L’American Heart informa: è stato fatto tanto ma a quanto pare non abbastanza

Riguardo alla salute globale

Il presidente dell’American Heart Association (AHA) Robert A. Harrington afferma che l’aspettativa di vita è aumentata negli ultimi anni. Tuttavia, sottolinea, il miglioramento dell’aspettativa di vita non si traduce in un miglioramento della salute in tutti i casi. Secondo lui non tutti quegli anni sono salutari in quanto gli effetti delle malattie croniche stanno influenzando sempre di più la qualità della vita delle persone in età molto più giovane rispetto al passato. La risposta a queste scomode statistiche dell’AHA è una consulenza dal suo presidente, pubblicato sulla rivista Circulation, che raccomanda obiettivi per i quali le organizzazioni e i ministeri nazionali e internazionali in materia di salute dovrebbero impegnarsi. Questi sono intitolati gli Obiettivi di impatto del 2030 e l’obiettivo è quello di potenziare una vita sana per una parte più ampia della durata della vita, per tutte le persone negli Stati Uniti e nel mondo. Un nuovo rapporto dell’AHA – the Heart & Stroke Statistics – Aggiornamento 2020 – mostra un incoraggiante calo del numero di decessi dovuti a ictus e malattie cardiache (raggruppati insieme come malattie cardiovascolari (CVD)), ma rivela anche che la pendenza di questa recessione è diventata più superficiale negli ultimi anni. Una scoperta più sconcertante è che dopo quasi 100 anni di sforzi per migliorare la salute cardiovascolare, la cattiva salute è attualmente più diffusa e sta iniziando più giovane, a causa della cattiva gestione dei fattori di rischio per le cardiovasculopatie.
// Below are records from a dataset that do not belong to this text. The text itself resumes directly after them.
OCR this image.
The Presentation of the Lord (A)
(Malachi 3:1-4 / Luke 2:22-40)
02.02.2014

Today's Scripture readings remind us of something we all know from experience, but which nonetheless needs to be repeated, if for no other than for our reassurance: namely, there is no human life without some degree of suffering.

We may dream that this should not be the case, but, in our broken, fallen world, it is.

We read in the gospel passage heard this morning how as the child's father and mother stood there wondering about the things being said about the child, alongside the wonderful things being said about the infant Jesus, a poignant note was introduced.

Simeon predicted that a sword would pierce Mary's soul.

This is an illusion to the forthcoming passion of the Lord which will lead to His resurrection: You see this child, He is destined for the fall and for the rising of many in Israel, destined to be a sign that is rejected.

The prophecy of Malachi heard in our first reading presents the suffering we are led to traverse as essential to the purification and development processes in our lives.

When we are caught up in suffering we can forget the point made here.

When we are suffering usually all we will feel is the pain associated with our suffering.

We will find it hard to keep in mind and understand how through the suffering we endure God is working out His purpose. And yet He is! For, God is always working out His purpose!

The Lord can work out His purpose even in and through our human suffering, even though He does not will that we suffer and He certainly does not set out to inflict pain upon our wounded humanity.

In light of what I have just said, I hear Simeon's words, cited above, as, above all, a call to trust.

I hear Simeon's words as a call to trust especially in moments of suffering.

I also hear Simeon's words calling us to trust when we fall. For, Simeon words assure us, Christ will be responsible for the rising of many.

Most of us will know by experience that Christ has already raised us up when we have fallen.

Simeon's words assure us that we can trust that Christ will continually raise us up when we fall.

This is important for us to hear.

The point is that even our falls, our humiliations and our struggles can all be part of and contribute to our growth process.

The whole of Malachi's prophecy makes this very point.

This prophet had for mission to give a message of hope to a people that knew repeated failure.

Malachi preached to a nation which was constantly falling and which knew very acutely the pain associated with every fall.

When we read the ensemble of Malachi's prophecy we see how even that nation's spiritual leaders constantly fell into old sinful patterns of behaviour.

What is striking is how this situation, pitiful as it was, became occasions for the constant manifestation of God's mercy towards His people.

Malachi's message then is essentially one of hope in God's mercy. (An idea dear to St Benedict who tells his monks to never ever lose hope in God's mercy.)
Questo di fronte alla prevenzione e al controllo delle malattie cardiache e dell’ictus, migliori trattamenti medici e stili di vita e comportamenti più sani. È in questo contesto che si vedono gli Impact Goals. L’obiettivo internazionale è un aumento dell’aspettativa mondiale di sani anni di vita dagli attuali 64 a 67 o più anni entro il 2030, in modo equo. L’advisory raccomanda l’uso della misura di salute denominata metrica Health-Adjusted Life Expectancy (HALE), chiamata anche Healthy Life Expectancy, che valuta il numero di anni sani che un individuo può aspettarsi di vivere. Ciò include l’impatto delle condizioni di salute fisica e mentale e cattura lo stato di salute generale per tutta la vita della persona, a seconda dei fattori di rischio ambientale e di altro. In tutti gli Stati Uniti, gli adulti stanno diventando più attivi, mangiando cibi più sani, fumando meno e controllando meglio il loro colesterolo. Tuttavia, allo stesso tempo, altre aree mostrano una tendenza negativa. I giovani stanno mostrando tendenze malsane, il che significa che le generazioni del futuro saranno a rischio più elevato per i maggiori problemi di salute. Solo per pensare all’obesità, circa il 40% degli adulti e il 19% dei giovani sono obesi e i tassi sono in aumento.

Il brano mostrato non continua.